We are one. We have component parts but for us to be whole, they have to work together. Our mind doesn’t function without our body, and our body doesn’t work without our mind.
Why, then is it so difficult to get them on the same page? Why do I feel like more than one entity?
When you have an eating disorder, you’re at war with your body. It becomes separate from who you are. The body is the enemy; it’s the thing that must be vanquished in order to make the mind okay.
It’s a nonsensical proposition, and yet it is the thought that consumes you all day, every day. The body must be overcome. The body must be perfected. It is only then that you can be peaceful and happy.
To be honest, happy was always far down the scale. It was peace I wanted. I wanted my brain to stop harassing me. I wanted it to stop saying horrible things to me. I wanted to feel not wrong. I wanted to be perfect. I thought that if I could make myself perfect, I would be able to find some quiet inside myself. And yet, I never thought to work on my thoughts, only on my externals.
The flawed logic insisted that if the body could be corrected, the mind could be at ease.
It never occurred to me that they could and probably should work together.
That I was one thing, one person, not two. That I cannot separate my body from who I am, nor did I need to.

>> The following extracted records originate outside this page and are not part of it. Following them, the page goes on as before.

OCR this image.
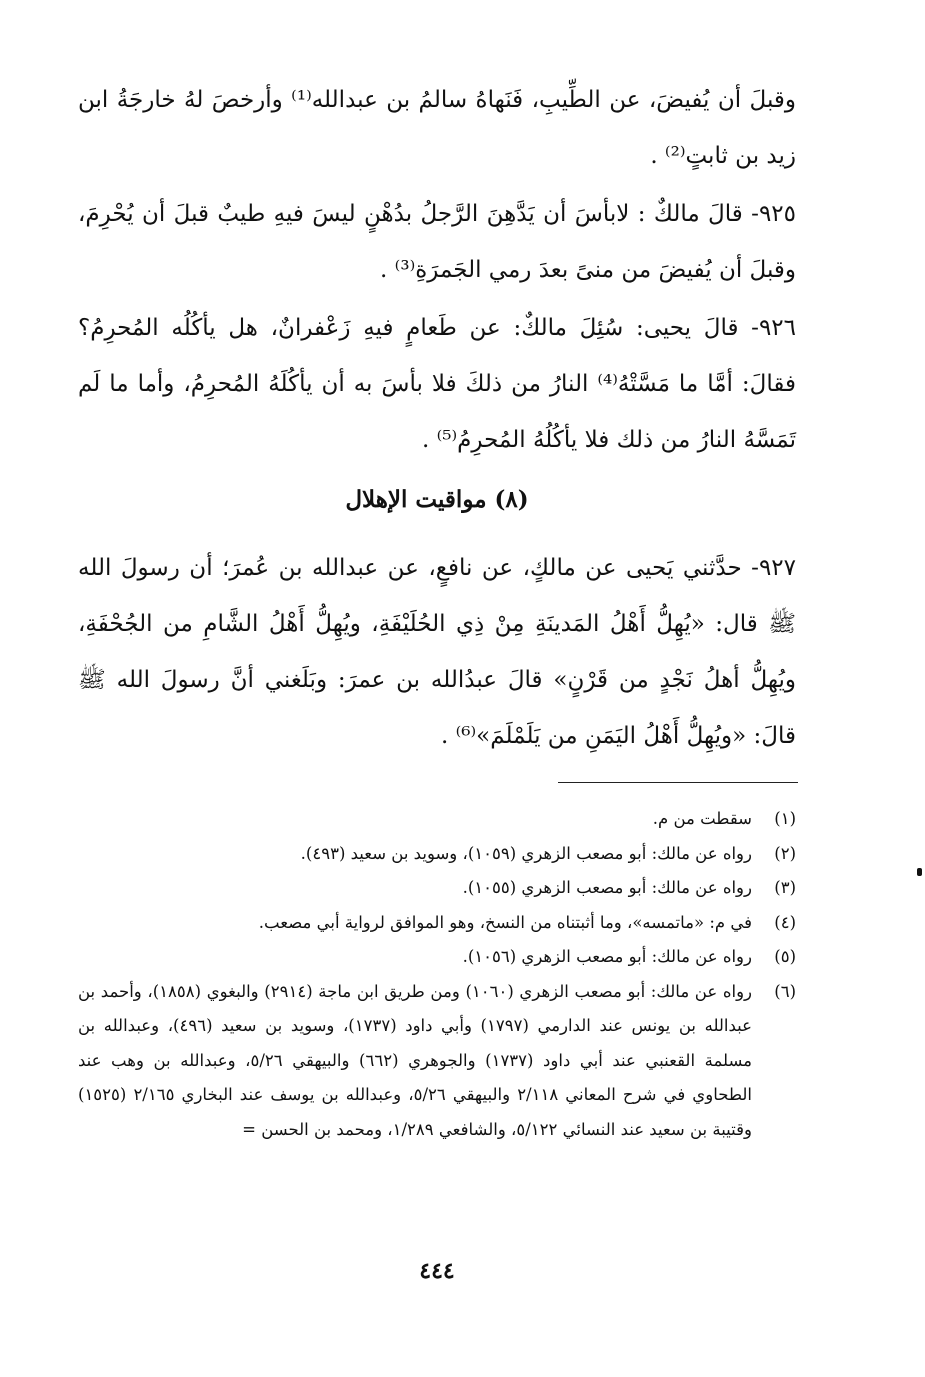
وقبلَ أن يُفيضَ، عن الطِّيبِ، فَنَهاهُ سالمُ بن عبدالله⁽¹⁾ وأرخصَ لهُ خارجَةُ ابن زيد بن ثابتٍ⁽²⁾ .

٩٢٥- قالَ مالكٌ : لابأسَ أن يَدَّهِنَ الرَّجلُ بدُهْنٍ ليسَ فيهِ طيبٌ قبلَ أن يُحْرِمَ، وقبلَ أن يُفيضَ من منىً بعدَ رمي الجَمرَةِ⁽³⁾ .

٩٢٦- قالَ يحيى: سُئِلَ مالكٌ: عن طَعامٍ فيهِ زَعْفرانٌ، هل يأكُلُه المُحرِمُ؟ فقالَ: أمَّا ما مَسَّتْهُ⁽⁴⁾ النارُ من ذلكَ فلا بأسَ به أن يأكُلَهُ المُحرِمُ، وأما ما لَم تَمَسَّهُ النارُ من ذلك فلا يأكُلُهُ المُحرِمُ⁽⁵⁾ .

(٨) مواقيت الإهلال

٩٢٧- حدَّثني يَحيى عن مالكٍ، عن نافعٍ، عن عبدالله بن عُمرَ؛ أن رسولَ الله ﷺ قال: «يُهِلُّ أَهْلُ المَدينَةِ مِنْ ذِي الحُلَيْفَةِ، ويُهِلُّ أَهْلُ الشَّامِ من الجُحْفَةِ، ويُهِلُّ أهلُ نَجْدٍ من قَرْنٍ» قالَ عبدُالله بن عمرَ: وبَلَغني أنَّ رسولَ الله ﷺ قالَ: «ويُهِلُّ أَهْلُ اليَمَنِ من يَلَمْلَمَ»⁽⁶⁾ .

(١)
سقطت من م.
(٢)
رواه عن مالك: أبو مصعب الزهري (١٠٥٩)، وسويد بن سعيد (٤٩٣).
(٣)
رواه عن مالك: أبو مصعب الزهري (١٠٥٥).
(٤)
في م: «ماتمسه»، وما أثبتناه من النسخ، وهو الموافق لرواية أبي مصعب.
(٥)
رواه عن مالك: أبو مصعب الزهري (١٠٥٦).
(٦)
رواه عن مالك: أبو مصعب الزهري (١٠٦٠) ومن طريق ابن ماجة (٢٩١٤) والبغوي (١٨٥٨)، وأحمد بن عبدالله بن يونس عند الدارمي (١٧٩٧) وأبي داود (١٧٣٧)، وسويد بن سعيد (٤٩٦)، وعبدالله بن مسلمة القعنبي عند أبي داود (١٧٣٧) والجوهري (٦٦٢) والبيهقي ٥/٢٦، وعبدالله بن وهب عند الطحاوي في شرح المعاني ٢/١١٨ والبيهقي ٥/٢٦، وعبدالله بن يوسف عند البخاري ٢/١٦٥ (١٥٢٥) وقتيبة بن سعيد عند النسائي ٥/١٢٢، والشافعي ١/٢٨٩، ومحمد بن الحسن =
٤٤٤
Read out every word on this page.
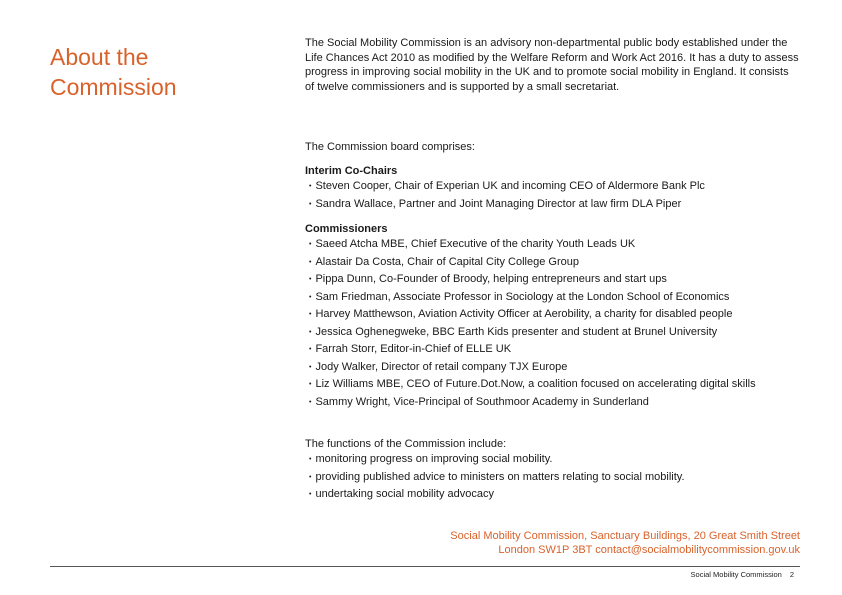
About the Commission
The Social Mobility Commission is an advisory non-departmental public body established under the Life Chances Act 2010 as modified by the Welfare Reform and Work Act 2016. It has a duty to assess progress in improving social mobility in the UK and to promote social mobility in England. It consists of twelve commissioners and is supported by a small secretariat.
The Commission board comprises:
Interim Co-Chairs
• Steven Cooper, Chair of Experian UK and incoming CEO of Aldermore Bank Plc
• Sandra Wallace, Partner and Joint Managing Director at law firm DLA Piper
Commissioners
• Saeed Atcha MBE, Chief Executive of the charity Youth Leads UK
• Alastair Da Costa, Chair of Capital City College Group
• Pippa Dunn, Co-Founder of Broody, helping entrepreneurs and start ups
• Sam Friedman, Associate Professor in Sociology at the London School of Economics
• Harvey Matthewson, Aviation Activity Officer at Aerobility, a charity for disabled people
• Jessica Oghenegweke, BBC Earth Kids presenter and student at Brunel University
• Farrah Storr, Editor-in-Chief of ELLE UK
• Jody Walker, Director of retail company TJX Europe
• Liz Williams MBE, CEO of Future.Dot.Now, a coalition focused on accelerating digital skills
• Sammy Wright, Vice-Principal of Southmoor Academy in Sunderland
The functions of the Commission include:
• monitoring progress on improving social mobility.
• providing published advice to ministers on matters relating to social mobility.
• undertaking social mobility advocacy
Social Mobility Commission, Sanctuary Buildings, 20 Great Smith Street
London SW1P 3BT contact@socialmobilitycommission.gov.uk
Social Mobility Commission 2
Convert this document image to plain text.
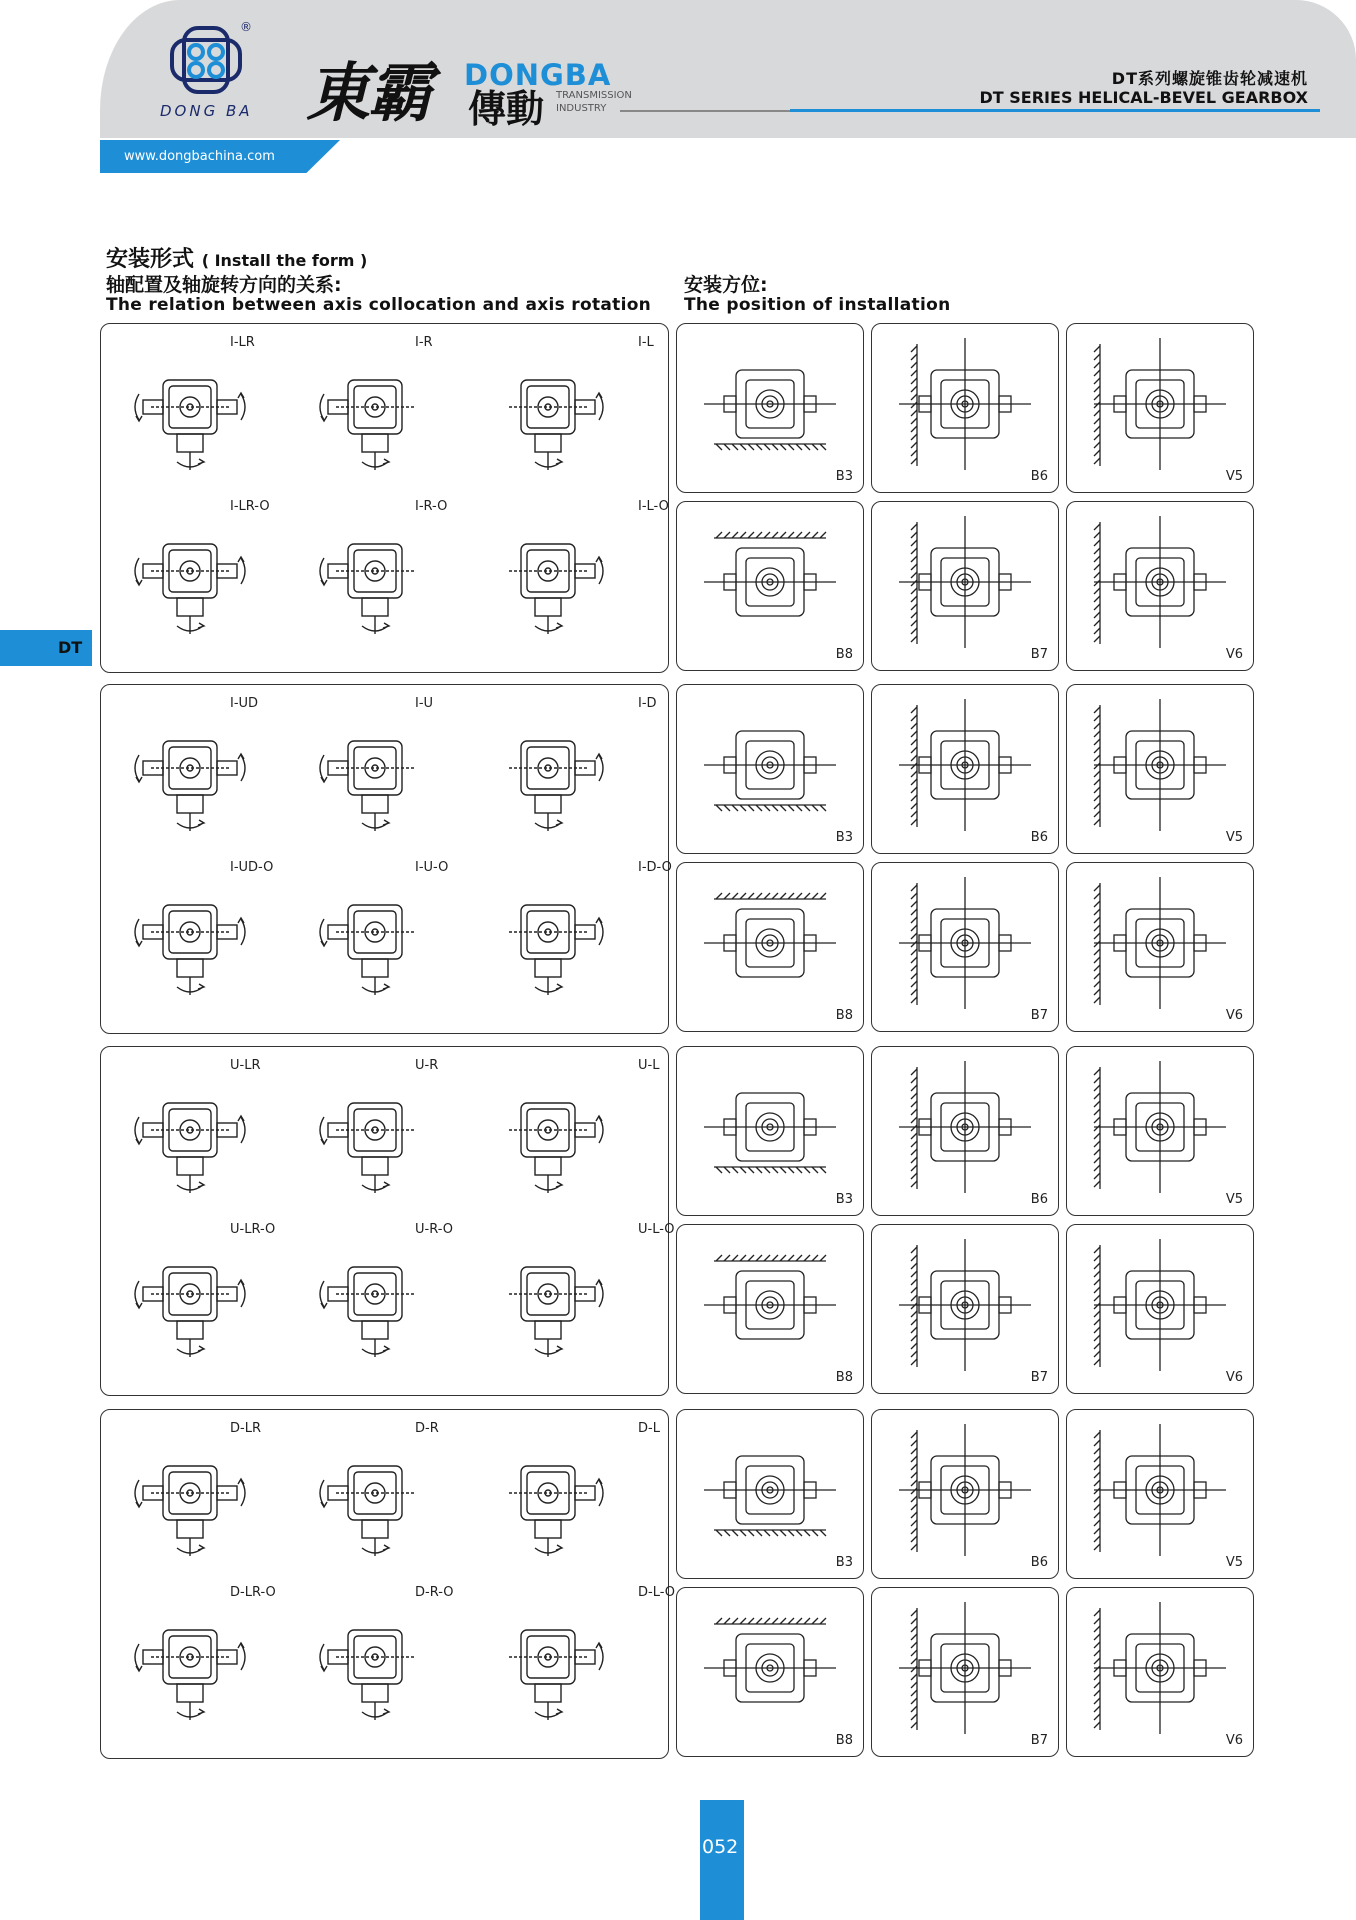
®
DONG BA 東霸 DONGBA
傳動 TRANSMISSION
INDUSTRY
DT系列螺旋锥齿轮减速机
DT SERIES HELICAL-BEVEL GEARBOX
www.dongbachina.com
DT
安装形式 ( Install the form )
轴配置及轴旋转方向的关系:
The relation between axis collocation and axis rotation
安装方位:
The position of installation
052
I-LR	I-R	I-L
I-LR-O	I-R-O	I-L-O
B3	B6	V5
B8	B7	V6
I-UD	I-U	I-D
I-UD-O	I-U-O	I-D-O
B3	B6	V5
B8	B7	V6
U-LR	U-R	U-L
U-LR-O	U-R-O	U-L-O
B3	B6	V5
B8	B7	V6
D-LR	D-R	D-L
D-LR-O	D-R-O	D-L-O
B3	B6	V5
B8	B7	V6
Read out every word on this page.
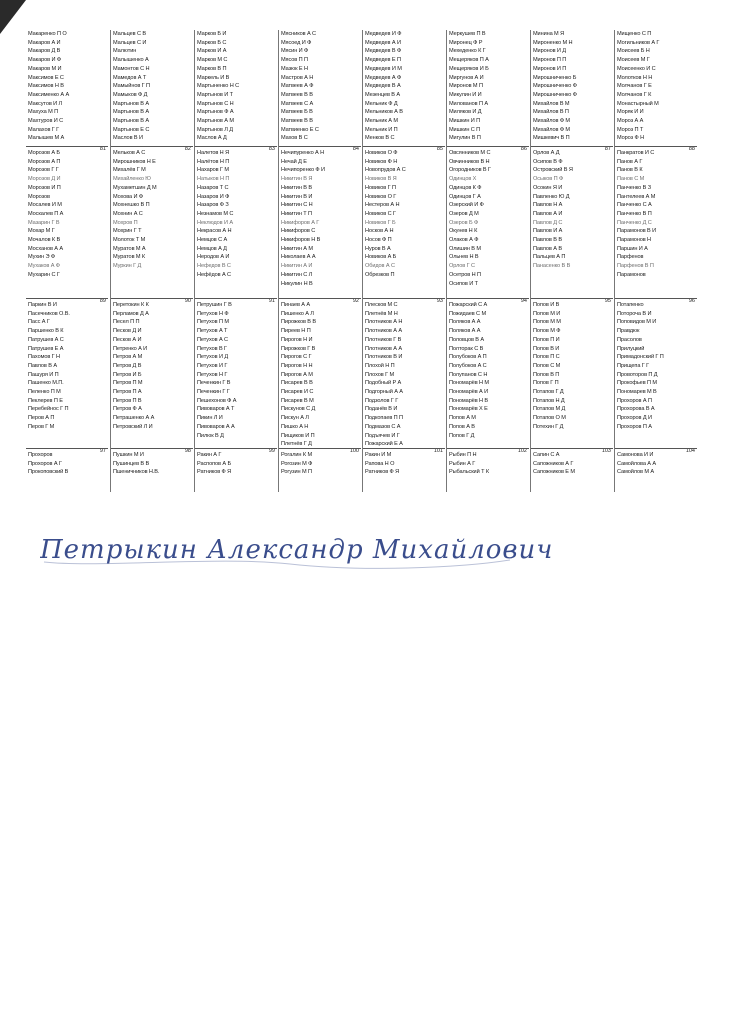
Макаренко П О
Макаров А И
Макаров Д В
Макаров И Ф
Макаров М И
Максимов Е С
Максимов Н В
Максименко А А
Максутов И Л
Махуха М П
Махтуров И С
Малахов Г Г
Малышев М А
81
Морозов А Б
Морозов А П
Морозов Г Г
Морозов Д И
Морозов И П
Морозов
Мосалев И М
Москалев П А
Мазарин Г В
Мохар М Г
Мочалов К В
Мосханов А А
Мухин Э Ф
Мухаков А Ф
Мухарин С Г
89
Паркин В И
Пасечников О.В.
Пасс А Г
Паршенко В К
Патрушев А С
Патрушев Е А
Пахомов Г Н
Павлов В А
Пашуря И П
Пашенко М.П.
Пеленко П М
Пеклерев П Е
Перебейнос Г П
Перов А П
Перов Г М
97
Прохоров
Прохоров А Г
Прокоповский В
Мальцев С В
Мальцев С И
Малютин
Малышенко А
Мамонтов С Н
Мамедов А Т
Мамыйнов Г П
Мамыков Ф Д
Мартынов В А
Мартынов В А
Мартынов В А
Мартынов Е С
Маслов В И
82
Мельков А С
Мирошников Н Е
Михалёв Г М
Михайленко Ю
Мухаметшин Д М
Мохова И Ф
Мохнешко В П
Мохнин А С
Мохров П
Мохрин Г Т
Молоток Т М
Муратов М А
Муратов М К
Муркин Г Д
90
Перетокин К К
Перламов Д А
Песел П П
Песков Д И
Песков А И
Петренко А И
Петров А М
Петров Д В
Петров И Б
Петров П М
Петров П А
Петров П В
Петров Ф А
Петрашенко А А
Петровский Л И
98
Пушкин М И
Пушинцев В В
Пшеничников Н.В.
Марков Б И
Марков Б С
Марков И А
Марков М С
Марков В П
Маркель И В
Мартыненко Н С
Мартынов И Т
Мартынов С Н
Мартынов Ф А
Мартынов А М
Мартынов Л Д
Маслов А Д
83
Налетов Н Я
Налётов Н П
Нахаров Г М
Натыков Н П
Назаров Т С
Назаров И Ф
Назаров Ф З
Незнамов М С
Неклюдов И А
Некрасов А Н
Немцов С А
Немцов А Д
Неродов А И
Нефедов В С
Нефёдов А С
91
Петрушин Г В
Петухов Н Ф
Петухов П М
Петухов А Т
Петухов А С
Петухов В Г
Петухов И Д
Петухов И Г
Петухов Н Г
Печенкин Г В
Печенкин Г Г
Пешехонов Ф А
Пивоваров А Т
Пикин Л И
Пивоваров А А
Пилюк В Д
99
Ракин А Г
Распопов А Б
Ратников Ф Я
Мясников А С
Мясоед И Ф
Мясин И Ф
Мясов П П
Мазюк Е Н
Мастров А Н
Матвеев А Ф
Матвеев В В
Матвеев С А
Матвеев Б В
Матвеев В В
Матвиенко Е С
Махов В С
84
Нечипуренко А Н
Нечай Д Е
Нечипоренко Ф И
Никитин В Я
Никитин В В
Никитин В И
Никитин С Н
Никитин Т П
Никифоров А Г
Никифоров С
Никифоров Н В
Никитин А М
Николаев А А
Никитин А И
Никитин С Л
Никулин Н В
92
Пинаев А А
Пишенко А Л
Пирожков В В
Пиреев Н П
Пирогов Н И
Пирожков Г В
Пирогов С Г
Пирогов Н Н
Пирогов А М
Писарев В В
Писарев И С
Писарев В М
Пискунов С Д
Пискун А Л
Пишко А Н
Пищиков И П
Плетнёв Г Д
100
Рогалин К М
Рогозин М Ф
Рогузин М П
Медведев И Ф
Медведев А И
Медведев В Ф
Медведев Е П
Медведев И М
Медведев А Ф
Медведев В А
Мезенцев В А
Мельник Ф Д
Мельников А В
Мельник А М
Мельник И П
Менков В С
85
Новиков О Ф
Новиков Ф Н
Новопрудов А С
Новиков В Я
Новиков Г П
Новиков О Г
Нестеров А Н
Новиков С Г
Новиков Г Б
Носков А Н
Носов Ф П
Нуров В А
Новиков А Б
Обидов А С
Обрезков П
93
Плесков М С
Плетнёв М Н
Плотников А Н
Плотников А А
Плотников Г В
Плотников А А
Плотников В И
Плохой Н П
Плохов Г М
Подобный Р А
Подгорный А А
Подзолов Г Г
Поданёв В И
Подкопаев П П
Подмазов С А
Подъячев И Г
Пожарский Е А
101
Ракин И М
Рапова Н О
Ратников Ф Я
Меркушев П В
Миронец Ф Р
Мехеденко К Г
Мещеряков П А
Мещеряков И Б
Миргунов А И
Миронов М П
Микулин И И
Милованов П А
Миляков И Д
Мишкин И П
Мишкин С П
Мигулин В П
86
Овсянников М С
Овчинников В Н
Огородников В Г
Одинцов Х
Одинцов К Ф
Одинцов Г А
Озерский И Ф
Озеров Д М
Озеров Б Ф
Окунев Н К
Олаков А Ф
Олишин В М
Ольнев Н В
Орлов Г С
Осетров Н П
Осипов И Т
94
Пожарский С А
Пожидаев С М
Поляков А А
Поляков А А
Половцов В А
Полторак С В
Полубоков А П
Полубоков А С
Полупанов С Н
Пономарёв Н М
Пономарёв А И
Пономарёв Н В
Пономарёв Х Е
Попов А М
Попов А В
Попов Г Д
102
Рыбин П Н
Рыбин А Г
Рыбальский Т К
Минина М Я
Мироненко М Н
Миронов И Д
Миронов П П
Миронов И П
Мирошниченко Б
Мирошниченко Ф
Мирошниченко Ф
Михайлов В М
Михайлов В П
Михайлов Ф М
Михайлов Ф М
Мишкевич В П
87
Орлов А Д
Осипов В Ф
Островский В Я
Осыков П Ф
Осокин Я И
Павленко Ю Д
Павлов Н А
Павлов А И
Павлов Д С
Павлов И А
Павлов В В
Павлов А В
Пальцев А П
Панасенко В В
95
Попов И В
Попов М И
Попов М М
Попов М Ф
Попов П И
Попов В И
Попов П С
Попов С М
Попов В П
Попов Г П
Потапов Г Д
Потапов Н Д
Потапов М Д
Потапов О М
Потехин Г Д
103
Сапин С А
Сапожников А Г
Сапожников Е М
Мищенко С П
Могильников А Г
Моисеев Б Н
Моисеев М Г
Моисеенко И С
Молотков Н Н
Молчанов Г Е
Молчанов Г К
Монастырный М
Моряк И И
Мороз А А
Мороз П Т
Мороз Ф Н
88
Панкратов И С
Панов А Г
Панов В К
Панов С М
Панченко В З
Пантелеев А М
Панченко С А
Панченко В П
Панченко Д С
Парамонов В И
Парамонов Н
Паршин И А
Парфенов
Парфенов В П
Парамонов
96
Потапенко
Потороча В И
Поповидов М И
Правдюк
Прасолов
Прилуцкий
Примадонский Г П
Прищепа Г Г
Провоторов П Д
Прокофьев П М
Пономарев М В
Прохоров А П
Прохорова В А
Прохоров Д И
Прохоров П А
104
Самонова И И
Самойлова А А
Самойлов М А
Петрыкин Александр Михайлович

Treating them as distinct entities meant my brain never felt bad about the damage I was inflicting on my body. I felt bad about the eating disorder behaviours. They shamed me; bingeing and purging was such a loss of control, such an embarrassing and disgusting thing to do. My brain is kinder to me when I restrict, at least on the self-recrimination front. It still attacks my perceived shortcomings and lack of physical perfection.
Treating my body and brain as distinct meant that I never understood that my behaviours would ultimately harm my mind as well. Unfortunately, constant starvation and poor eating takes a toll. Thoughts become even less logical and coherent, and the attacks on the body intensify.
You want to get better. You don’t understand that better isn’t a number on a scale or a size on a pair of jeans. Better has nothing to do with your body at all. It’s a distraction, a way of coping; you’re not working on the problem where it actually exists. Bigger thighs don’t cause harm, judgement and criticism from yourself about your thighs certainly can.
Recovery means a lot of things. It means stopping bingeing. It means stopping purging in all its forms. It means no more starvation. But that’s just the physical stuff. Other things are required. You have to address the thoughts that drive the behaviours. You have to address the beliefs that drive the thoughts. You have to integrate.
I have to figure out how to be one. One mind and body. Not a fractured and separated creature. We can’t heal without putting together the bond that’s broken.
I thought it would happen automatically, but I’ve concluded I was wrong. I have to facilitate a reconciliation. I have to learn to appreciate and like my body. Just thinking thoughts like that is stressful, but I know it has to be done.
I’m going to work on a directed gratitude list for a month (or perhaps a bit more; I like symmetry, ending mid-month hurts). Every day, I’m going to be grateful for something that has to do with my body. I’ve read a lot and been told many times that I have to talk nicely to my body and learn to love it in order to appreciate it. I need to appreciate it if I’m going to accept it. And, I need to accept if I’m to have a chance at integration, as living as one me, not two.